Omniscopes: Large Area Telescope Arrays with only N log N Computational Cost

TL;DR

This paper introduces a new class of hierarchical antenna array layouts called omniscopes that enable large-scale, cost-effective radio telescope arrays with N log N computational complexity, facilitating advanced cosmological observations.

Contribution

It proposes hierarchical array configurations allowing efficient correlation computation via multi-dimensional FFTs, significantly reducing correlator costs for large radio telescope arrays.

Findings

Hierarchical arrays enable N log N correlation computation.

Such arrays support high sensitivity at multiple angular scales.

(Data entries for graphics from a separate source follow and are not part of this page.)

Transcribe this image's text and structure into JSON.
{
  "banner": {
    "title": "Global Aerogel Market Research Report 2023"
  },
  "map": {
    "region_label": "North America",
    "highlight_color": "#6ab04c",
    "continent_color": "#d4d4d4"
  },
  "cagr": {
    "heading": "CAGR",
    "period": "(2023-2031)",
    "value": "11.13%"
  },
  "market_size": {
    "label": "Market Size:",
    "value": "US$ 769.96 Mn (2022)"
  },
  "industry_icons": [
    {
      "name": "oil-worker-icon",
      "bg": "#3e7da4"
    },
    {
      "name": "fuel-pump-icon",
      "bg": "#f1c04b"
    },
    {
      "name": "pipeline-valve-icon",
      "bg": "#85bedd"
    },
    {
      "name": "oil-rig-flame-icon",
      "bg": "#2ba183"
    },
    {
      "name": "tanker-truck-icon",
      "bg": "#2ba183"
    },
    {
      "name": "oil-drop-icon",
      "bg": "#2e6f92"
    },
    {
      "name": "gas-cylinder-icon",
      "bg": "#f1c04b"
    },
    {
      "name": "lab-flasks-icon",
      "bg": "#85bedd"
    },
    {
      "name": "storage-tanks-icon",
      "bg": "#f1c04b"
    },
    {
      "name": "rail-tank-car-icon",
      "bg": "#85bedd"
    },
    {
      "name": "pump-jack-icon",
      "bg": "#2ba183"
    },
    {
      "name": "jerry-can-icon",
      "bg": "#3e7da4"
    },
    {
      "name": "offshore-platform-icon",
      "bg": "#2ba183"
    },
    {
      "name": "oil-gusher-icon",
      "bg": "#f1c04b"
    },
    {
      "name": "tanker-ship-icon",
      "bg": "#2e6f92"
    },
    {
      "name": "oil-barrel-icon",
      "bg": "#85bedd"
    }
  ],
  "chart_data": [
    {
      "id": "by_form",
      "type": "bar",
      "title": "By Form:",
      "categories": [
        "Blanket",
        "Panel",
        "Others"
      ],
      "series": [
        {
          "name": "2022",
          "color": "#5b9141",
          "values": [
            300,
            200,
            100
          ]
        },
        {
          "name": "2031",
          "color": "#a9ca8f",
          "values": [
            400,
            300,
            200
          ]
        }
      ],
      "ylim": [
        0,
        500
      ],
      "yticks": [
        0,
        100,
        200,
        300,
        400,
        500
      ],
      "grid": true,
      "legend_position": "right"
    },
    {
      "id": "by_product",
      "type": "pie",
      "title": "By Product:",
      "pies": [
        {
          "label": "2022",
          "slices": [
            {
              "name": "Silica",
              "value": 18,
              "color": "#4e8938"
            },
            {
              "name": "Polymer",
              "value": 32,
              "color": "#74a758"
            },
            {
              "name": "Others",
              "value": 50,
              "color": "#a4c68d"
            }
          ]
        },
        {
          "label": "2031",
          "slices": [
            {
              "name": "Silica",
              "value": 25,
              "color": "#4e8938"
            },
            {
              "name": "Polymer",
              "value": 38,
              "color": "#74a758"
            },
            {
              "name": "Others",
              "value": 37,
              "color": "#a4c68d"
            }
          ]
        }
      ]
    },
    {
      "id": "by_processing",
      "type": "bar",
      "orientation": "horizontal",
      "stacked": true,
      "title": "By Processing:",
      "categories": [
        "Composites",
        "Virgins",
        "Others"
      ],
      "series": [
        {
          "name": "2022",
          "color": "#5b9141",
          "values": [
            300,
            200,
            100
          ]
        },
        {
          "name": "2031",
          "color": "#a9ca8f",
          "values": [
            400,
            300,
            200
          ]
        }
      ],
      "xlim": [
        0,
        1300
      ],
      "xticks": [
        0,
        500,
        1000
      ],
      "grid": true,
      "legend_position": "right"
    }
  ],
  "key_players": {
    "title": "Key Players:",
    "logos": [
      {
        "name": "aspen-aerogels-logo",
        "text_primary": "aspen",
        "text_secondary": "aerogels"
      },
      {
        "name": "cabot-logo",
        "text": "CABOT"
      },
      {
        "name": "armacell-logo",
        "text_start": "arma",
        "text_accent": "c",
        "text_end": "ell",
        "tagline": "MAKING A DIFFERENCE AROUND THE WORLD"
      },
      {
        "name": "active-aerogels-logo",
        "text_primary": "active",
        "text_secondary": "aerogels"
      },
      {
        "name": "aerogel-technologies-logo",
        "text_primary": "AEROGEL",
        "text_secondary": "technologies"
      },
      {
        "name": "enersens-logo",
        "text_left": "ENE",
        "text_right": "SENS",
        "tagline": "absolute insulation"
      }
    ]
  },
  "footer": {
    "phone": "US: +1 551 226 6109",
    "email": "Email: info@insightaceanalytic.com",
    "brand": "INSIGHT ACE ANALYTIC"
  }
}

The approach facilitates large, cost-effective 21cm cosmology experiments.

Abstract

We show that the class of antenna layouts for telescope arrays allowing cheap analysis hardware (with correlator cost scaling as N log N rather than N^2 with the number of antennas N) is encouragingly large, including not only previously discussed rectangular grids but also arbitrary hierarchies of such grids, with arbitrary rotations and shears at each level. We show that all correlations for such a 2D array with an n-level hierarchy can be efficiently computed via a Fast Fourier Transform in not 2 but 2n dimensions. This can allow major correlator cost reductions for science applications requiring exquisite sensitivity at widely separated angular scales, for example 21cm tomography (where short baselines are needed to probe the cosmological signal and long baselines are needed for point source removal), helping enable future 21cm experiments with thousands or millions of cheap dipole-like antennas. Such hierarchical grids combine the angular resolution advantage of traditional array layouts with the cost advantage of a rectangular Fast Fourier Transform Telescope. We also describe an algorithm for how a subclass of hierarchical arrays can efficiently use rotation synthesis to produce global sky maps with minimal noise and a well-characterized synthesized beam.